La pareja anglo-argentina formada por Jeremy y Liliana Forrester-Baker, unida por su pasión por el polo, adquirió la estancia en 2003 y enseguida comenzó una transformación para dar nacimiento a la exclusiva propuesta Puesto Viejo Estancia. En 2008 se dio el primer gran paso, con la inauguración del Hotel Boutique. Tiene 10 habitaciones que llevan los nombres de los caballos y las yeguas favoritos de los dueños (Vitamina, Lulú, Rosie, Gloria, Sorpresa, Enfrentada y Matilde, entre otros), con baño privado, servicio de pensión completa y actividades como cabalgatas y acceso al laberinto de pinos y la piscina.

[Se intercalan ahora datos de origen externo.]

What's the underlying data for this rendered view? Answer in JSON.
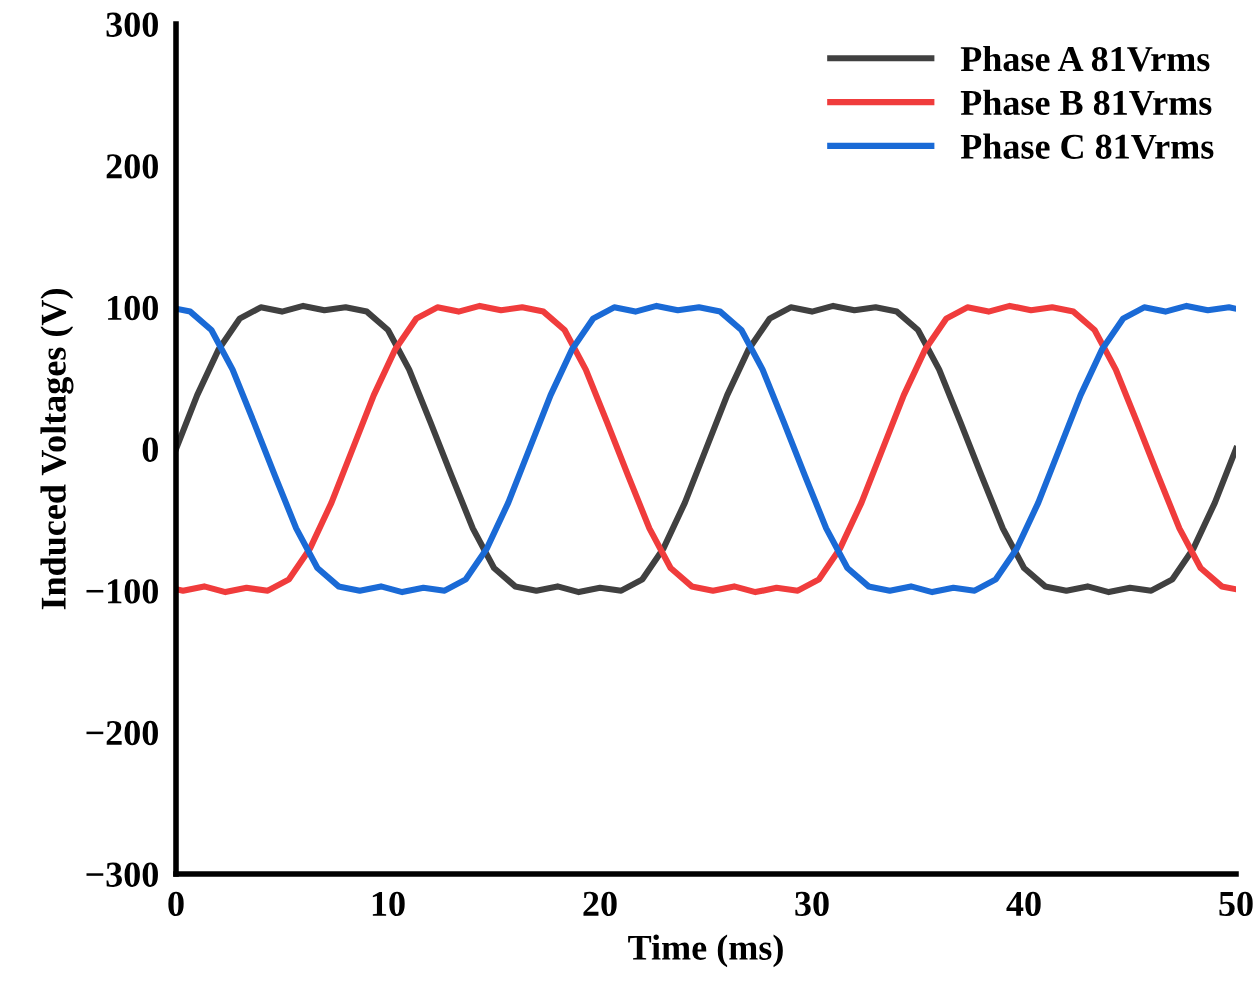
{
  "chart_data": {
    "type": "line",
    "xlabel": "Time (ms)",
    "ylabel": "Induced Voltages (V)",
    "xlim": [
      0,
      50
    ],
    "xticks": [
      0,
      10,
      20,
      30,
      40,
      50
    ],
    "ylim": [
      -300,
      300
    ],
    "yticks": [
      {
        "value": -300,
        "label": "−300"
      },
      {
        "value": -200,
        "label": "−200"
      },
      {
        "value": -100,
        "label": "−100"
      },
      0,
      100,
      200,
      300
    ],
    "grid": false,
    "legend": "top right",
    "marker": "none",
    "line_style": "solid",
    "series": [
      {
        "name": "Phase A 81Vrms",
        "color": "#404040",
        "x": [
          0,
          1,
          2,
          3,
          4,
          5,
          6,
          7,
          8,
          9,
          10,
          11,
          12,
          13,
          14,
          15,
          16,
          17,
          18,
          19,
          20,
          21,
          22,
          23,
          24,
          25,
          26,
          27,
          28,
          29,
          30,
          31,
          32,
          33,
          34,
          35,
          36,
          37,
          38,
          39,
          40,
          41,
          42,
          43,
          44,
          45,
          46,
          47,
          48,
          49,
          50
        ],
        "values": [
          0,
          38,
          70,
          92,
          100,
          97,
          101,
          98,
          100,
          97,
          84,
          56,
          19,
          -19,
          -56,
          -84,
          -97,
          -100,
          -97,
          -101,
          -98,
          -100,
          -92,
          -70,
          -38,
          0,
          38,
          70,
          92,
          100,
          97,
          101,
          98,
          100,
          97,
          84,
          56,
          19,
          -19,
          -56,
          -84,
          -97,
          -100,
          -97,
          -101,
          -98,
          -100,
          -92,
          -70,
          -38,
          0
        ]
      },
      {
        "name": "Phase B 81Vrms",
        "color": "#f03c3c",
        "x": [
          0,
          0.33,
          1.33,
          2.33,
          3.33,
          4.33,
          5.33,
          6.33,
          7.33,
          8.33,
          9.33,
          10.33,
          11.33,
          12.33,
          13.33,
          14.33,
          15.33,
          16.33,
          17.33,
          18.33,
          19.33,
          20.33,
          21.33,
          22.33,
          23.33,
          24.33,
          25.33,
          26.33,
          27.33,
          28.33,
          29.33,
          30.33,
          31.33,
          32.33,
          33.33,
          34.33,
          35.33,
          36.33,
          37.33,
          38.33,
          39.33,
          40.33,
          41.33,
          42.33,
          43.33,
          44.33,
          45.33,
          46.33,
          47.33,
          48.33,
          49.33,
          50
        ],
        "values": [
          -99,
          -100,
          -97,
          -101,
          -98,
          -100,
          -92,
          -70,
          -38,
          0,
          38,
          70,
          92,
          100,
          97,
          101,
          98,
          100,
          97,
          84,
          56,
          19,
          -19,
          -56,
          -84,
          -97,
          -100,
          -97,
          -101,
          -98,
          -100,
          -92,
          -70,
          -38,
          0,
          38,
          70,
          92,
          100,
          97,
          101,
          98,
          100,
          97,
          84,
          56,
          19,
          -19,
          -56,
          -84,
          -97,
          -99
        ]
      },
      {
        "name": "Phase C 81Vrms",
        "color": "#1a6ad6",
        "x": [
          0,
          0.67,
          1.67,
          2.67,
          3.67,
          4.67,
          5.67,
          6.67,
          7.67,
          8.67,
          9.67,
          10.67,
          11.67,
          12.67,
          13.67,
          14.67,
          15.67,
          16.67,
          17.67,
          18.67,
          19.67,
          20.67,
          21.67,
          22.67,
          23.67,
          24.67,
          25.67,
          26.67,
          27.67,
          28.67,
          29.67,
          30.67,
          31.67,
          32.67,
          33.67,
          34.67,
          35.67,
          36.67,
          37.67,
          38.67,
          39.67,
          40.67,
          41.67,
          42.67,
          43.67,
          44.67,
          45.67,
          46.67,
          47.67,
          48.67,
          49.67,
          50
        ],
        "values": [
          99,
          97,
          84,
          56,
          19,
          -19,
          -56,
          -84,
          -97,
          -100,
          -97,
          -101,
          -98,
          -100,
          -92,
          -70,
          -38,
          0,
          38,
          70,
          92,
          100,
          97,
          101,
          98,
          100,
          97,
          84,
          56,
          19,
          -19,
          -56,
          -84,
          -97,
          -100,
          -97,
          -101,
          -98,
          -100,
          -92,
          -70,
          -38,
          0,
          38,
          70,
          92,
          100,
          97,
          101,
          98,
          100,
          99
        ]
      }
    ]
  }
}
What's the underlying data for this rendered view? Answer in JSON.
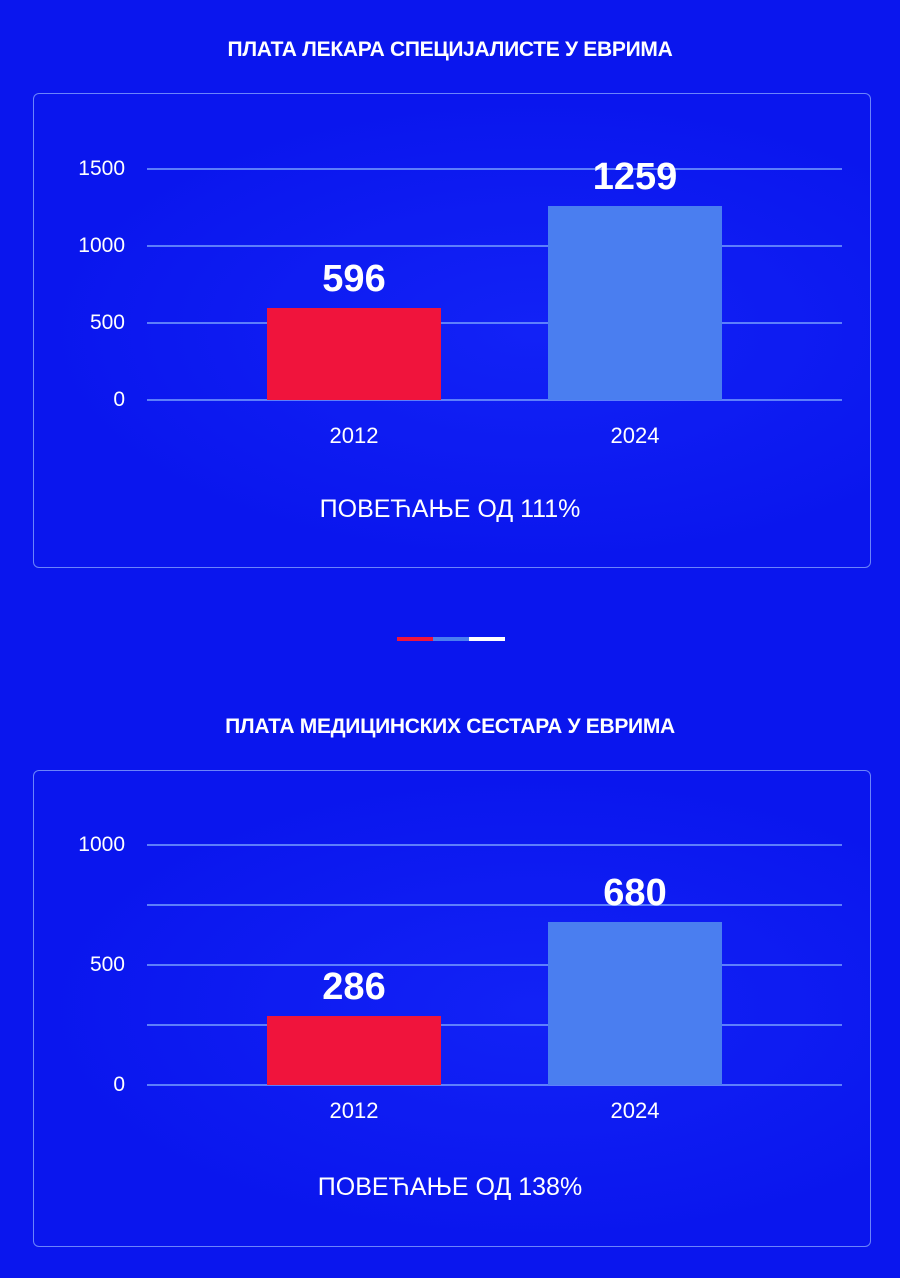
{
  "colors": {
    "background": "#0a16ee",
    "bar_2012": "#f0143c",
    "bar_2024": "#4a7ef0"
  },
  "divider_colors": [
    "#f0143c",
    "#4a7ef0",
    "#ffffff"
  ],
  "chart_data": [
    {
      "type": "bar",
      "title": "ПЛАТА ЛЕКАРА СПЕЦИЈАЛИСТЕ У ЕВРИМА",
      "categories": [
        "2012",
        "2024"
      ],
      "values": [
        596,
        1259
      ],
      "ylim": [
        0,
        1500
      ],
      "yticks": [
        0,
        500,
        1000,
        1500
      ],
      "gridlines": [
        0,
        500,
        1000,
        1500
      ],
      "note": "ПОВЕЋАЊЕ ОД 111%",
      "xlabel": "",
      "ylabel": ""
    },
    {
      "type": "bar",
      "title": "ПЛАТА МЕДИЦИНСКИХ СЕСТАРА У ЕВРИМА",
      "categories": [
        "2012",
        "2024"
      ],
      "values": [
        286,
        680
      ],
      "ylim": [
        0,
        1000
      ],
      "yticks": [
        0,
        500,
        1000
      ],
      "gridlines": [
        0,
        250,
        500,
        750,
        1000
      ],
      "note": "ПОВЕЋАЊЕ ОД 138%",
      "xlabel": "",
      "ylabel": ""
    }
  ]
}
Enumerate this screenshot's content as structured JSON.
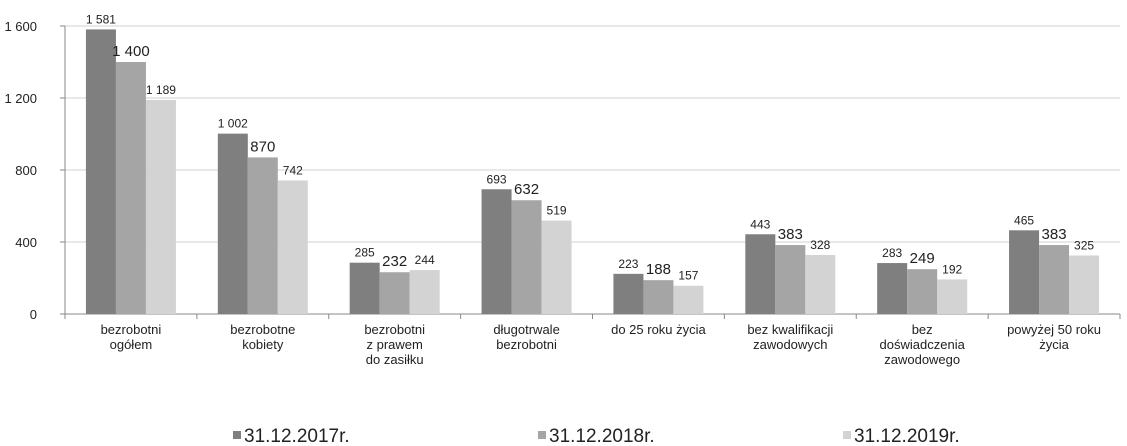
{
  "chart_data": {
    "type": "bar",
    "categories": [
      "bezrobotni\nogółem",
      "bezrobotne\nkobiety",
      "bezrobotni\nz prawem\ndo zasiłku",
      "długotrwale\nbezrobotni",
      "do 25 roku życia",
      "bez kwalifikacji\nzawodowych",
      "bez\ndoświadczenia\nzawodowego",
      "powyżej 50 roku\nżycia"
    ],
    "series": [
      {
        "name": "31.12.2017r.",
        "color": "#7f7f7f",
        "values": [
          1581,
          1002,
          285,
          693,
          223,
          443,
          283,
          465
        ],
        "value_labels": [
          "1 581",
          "1 002",
          "285",
          "693",
          "223",
          "443",
          "283",
          "465"
        ]
      },
      {
        "name": "31.12.2018r.",
        "color": "#a5a5a5",
        "values": [
          1400,
          870,
          232,
          632,
          188,
          383,
          249,
          383
        ],
        "value_labels": [
          "1 400",
          "870",
          "232",
          "632",
          "188",
          "383",
          "249",
          "383"
        ]
      },
      {
        "name": "31.12.2019r.",
        "color": "#d3d3d3",
        "values": [
          1189,
          742,
          244,
          519,
          157,
          328,
          192,
          325
        ],
        "value_labels": [
          "1 189",
          "742",
          "244",
          "519",
          "157",
          "328",
          "192",
          "325"
        ]
      }
    ],
    "ylim": [
      0,
      1600
    ],
    "yticks": [
      0,
      400,
      800,
      {
        "value": 1200,
        "label": "1 200"
      },
      {
        "value": 1600,
        "label": "1 600"
      }
    ],
    "grid": true,
    "legend": "bottom"
  }
}
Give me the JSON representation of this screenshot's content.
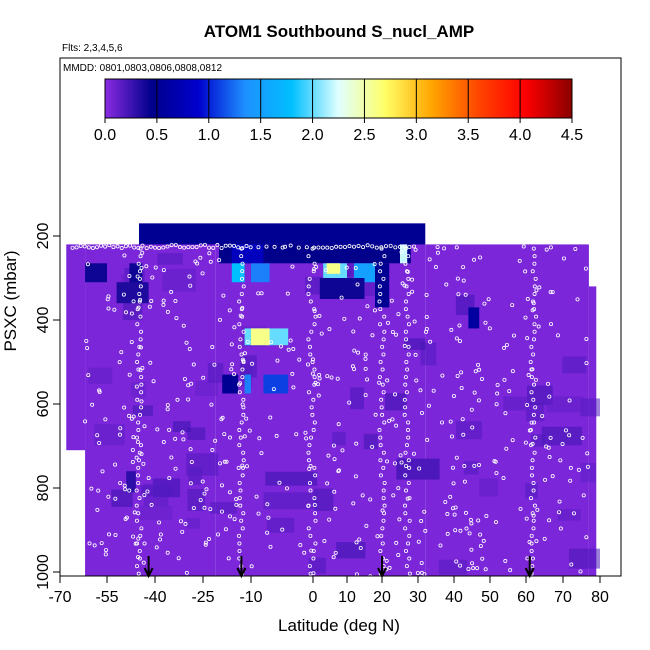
{
  "chart_data": {
    "type": "heatmap",
    "title": "ATOM1 Southbound S_nucl_AMP",
    "subtitle_flights": "Flts: 2,3,4,5,6",
    "subtitle_dates": "MMDD: 0801,0803,0806,0808,0812",
    "xlabel": "Latitude (deg N)",
    "ylabel": "PSXC (mbar)",
    "xlim": [
      -70,
      80
    ],
    "ylim": [
      1020,
      50
    ],
    "x_ticks": [
      -70,
      -55,
      -40,
      -25,
      -10,
      0,
      10,
      20,
      30,
      40,
      50,
      60,
      70,
      80
    ],
    "y_ticks": [
      200,
      400,
      600,
      800,
      1000
    ],
    "colorbar": {
      "min": 0.0,
      "max": 4.5,
      "ticks": [
        "0.0",
        "0.5",
        "1.0",
        "1.5",
        "2.0",
        "2.5",
        "3.0",
        "3.5",
        "4.0",
        "4.5"
      ],
      "colors": [
        "#8a2be2",
        "#00008b",
        "#0000cd",
        "#1e90ff",
        "#00bfff",
        "#e0ffff",
        "#ffff66",
        "#ffa500",
        "#ff4500",
        "#ff0000",
        "#8b0000"
      ]
    },
    "background_value": 0.05,
    "coverage": [
      {
        "lat_min": -68,
        "lat_max": -62,
        "p_top": 220,
        "p_bottom": 710
      },
      {
        "lat_min": -62,
        "lat_max": -45,
        "p_top": 220,
        "p_bottom": 1010
      },
      {
        "lat_min": -45,
        "lat_max": -21,
        "p_top": 170,
        "p_bottom": 1010
      },
      {
        "lat_min": -21,
        "lat_max": 32,
        "p_top": 170,
        "p_bottom": 1010
      },
      {
        "lat_min": 32,
        "lat_max": 77,
        "p_top": 220,
        "p_bottom": 1010
      },
      {
        "lat_min": 77,
        "lat_max": 79,
        "p_top": 320,
        "p_bottom": 1010
      }
    ],
    "cells": [
      {
        "lat_min": -45,
        "lat_max": 32,
        "p_min": 170,
        "p_max": 220,
        "value": 0.5
      },
      {
        "lat_min": -20,
        "lat_max": 28,
        "p_min": 220,
        "p_max": 265,
        "value": 0.45
      },
      {
        "lat_min": -16,
        "lat_max": -8,
        "p_min": 220,
        "p_max": 265,
        "value": 0.8
      },
      {
        "lat_min": -16,
        "lat_max": -12,
        "p_min": 265,
        "p_max": 310,
        "value": 1.8
      },
      {
        "lat_min": -10,
        "lat_max": -7,
        "p_min": 265,
        "p_max": 310,
        "value": 1.3
      },
      {
        "lat_min": 3,
        "lat_max": 10,
        "p_min": 265,
        "p_max": 310,
        "value": 2.0
      },
      {
        "lat_min": 4,
        "lat_max": 8,
        "p_min": 265,
        "p_max": 290,
        "value": 2.6
      },
      {
        "lat_min": 12,
        "lat_max": 18,
        "p_min": 265,
        "p_max": 310,
        "value": 1.5
      },
      {
        "lat_min": 25,
        "lat_max": 27,
        "p_min": 220,
        "p_max": 265,
        "value": 2.2
      },
      {
        "lat_min": -62,
        "lat_max": -55,
        "p_min": 265,
        "p_max": 310,
        "value": 0.4
      },
      {
        "lat_min": -48,
        "lat_max": -44,
        "p_min": 265,
        "p_max": 320,
        "value": 0.4
      },
      {
        "lat_min": -52,
        "lat_max": -42,
        "p_min": 310,
        "p_max": 360,
        "value": 0.35
      },
      {
        "lat_min": 2,
        "lat_max": 15,
        "p_min": 300,
        "p_max": 350,
        "value": 0.4
      },
      {
        "lat_min": 18,
        "lat_max": 22,
        "p_min": 265,
        "p_max": 370,
        "value": 0.5
      },
      {
        "lat_min": 44,
        "lat_max": 47,
        "p_min": 370,
        "p_max": 420,
        "value": 0.6
      },
      {
        "lat_min": -12,
        "lat_max": -4,
        "p_min": 420,
        "p_max": 460,
        "value": 2.0
      },
      {
        "lat_min": -10,
        "lat_max": -7,
        "p_min": 420,
        "p_max": 460,
        "value": 2.6
      },
      {
        "lat_min": -19,
        "lat_max": -14,
        "p_min": 530,
        "p_max": 575,
        "value": 0.5
      },
      {
        "lat_min": -12,
        "lat_max": -10,
        "p_min": 530,
        "p_max": 575,
        "value": 1.3
      },
      {
        "lat_min": -8,
        "lat_max": -4,
        "p_min": 530,
        "p_max": 575,
        "value": 1.1
      },
      {
        "lat_min": -49,
        "lat_max": -46,
        "p_min": 760,
        "p_max": 810,
        "value": 0.3
      },
      {
        "lat_min": 24,
        "lat_max": 36,
        "p_min": 730,
        "p_max": 780,
        "value": 0.2
      }
    ],
    "arrows_lat": [
      -42,
      -13,
      20,
      61
    ]
  }
}
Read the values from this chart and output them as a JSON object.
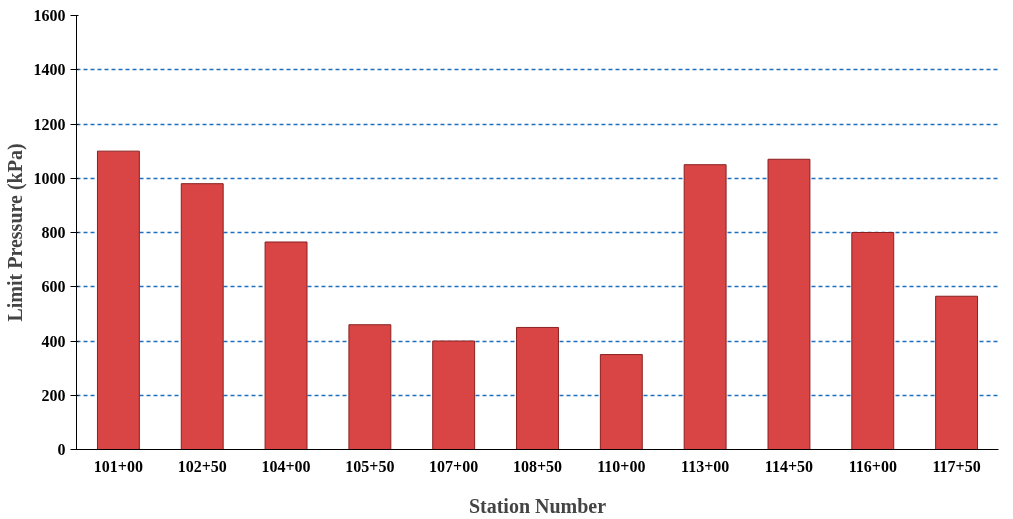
{
  "chart_data": {
    "type": "bar",
    "xlabel": "Station Number",
    "ylabel": "Limit Pressure (kPa)",
    "categories": [
      "101+00",
      "102+50",
      "104+00",
      "105+50",
      "107+00",
      "108+50",
      "110+00",
      "113+00",
      "114+50",
      "116+00",
      "117+50"
    ],
    "values": [
      1100,
      980,
      765,
      460,
      400,
      450,
      350,
      1050,
      1070,
      800,
      565
    ],
    "color": "#d94444",
    "ylim": [
      0,
      1600
    ],
    "yticks": [
      0,
      200,
      400,
      600,
      800,
      1000,
      1200,
      1400,
      1600
    ],
    "grid": "y"
  }
}
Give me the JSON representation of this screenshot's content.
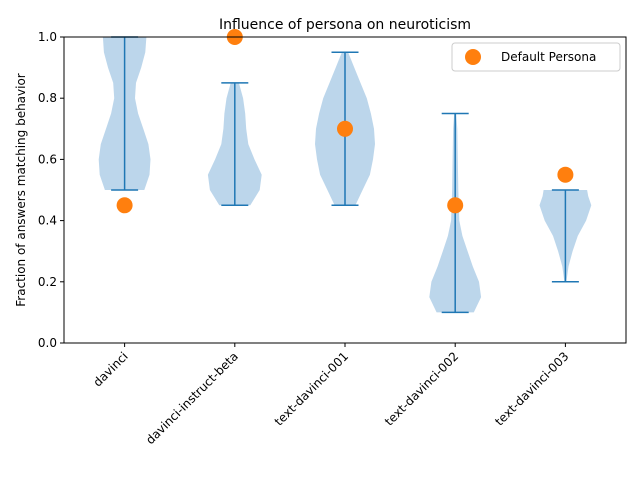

Recién diez años después se habilitó el glamping, que cuenta con 21 domos dobles y triples. El alojamiento tiene pensión completa y las mismas actividades, aunque los huéspedes disfrutarán de amanecer y dormir con la vista a la inmensidad del campo.

El complejo se completa con un Club de Polo, el desarrollo inmobiliario Club de Campo y el Restaurante Puesto Viejo, abierto los domingos con reserva previa. Como afirma Manuela, Puesto Viejo Estancia es un destino versátil: recibe desde turistas que buscan descanso en el campo, hasta aficionados del polo que quieren perfeccionar su juego o personas que quieren aprender a andar a caballo; desde quienes desean una escapada por el día, hasta empresarios que necesitan una locación distinta para sus encuentros corporativos.

Precios por cada adulto: día de campo $165.000 y alojamiento en glamping $210.000.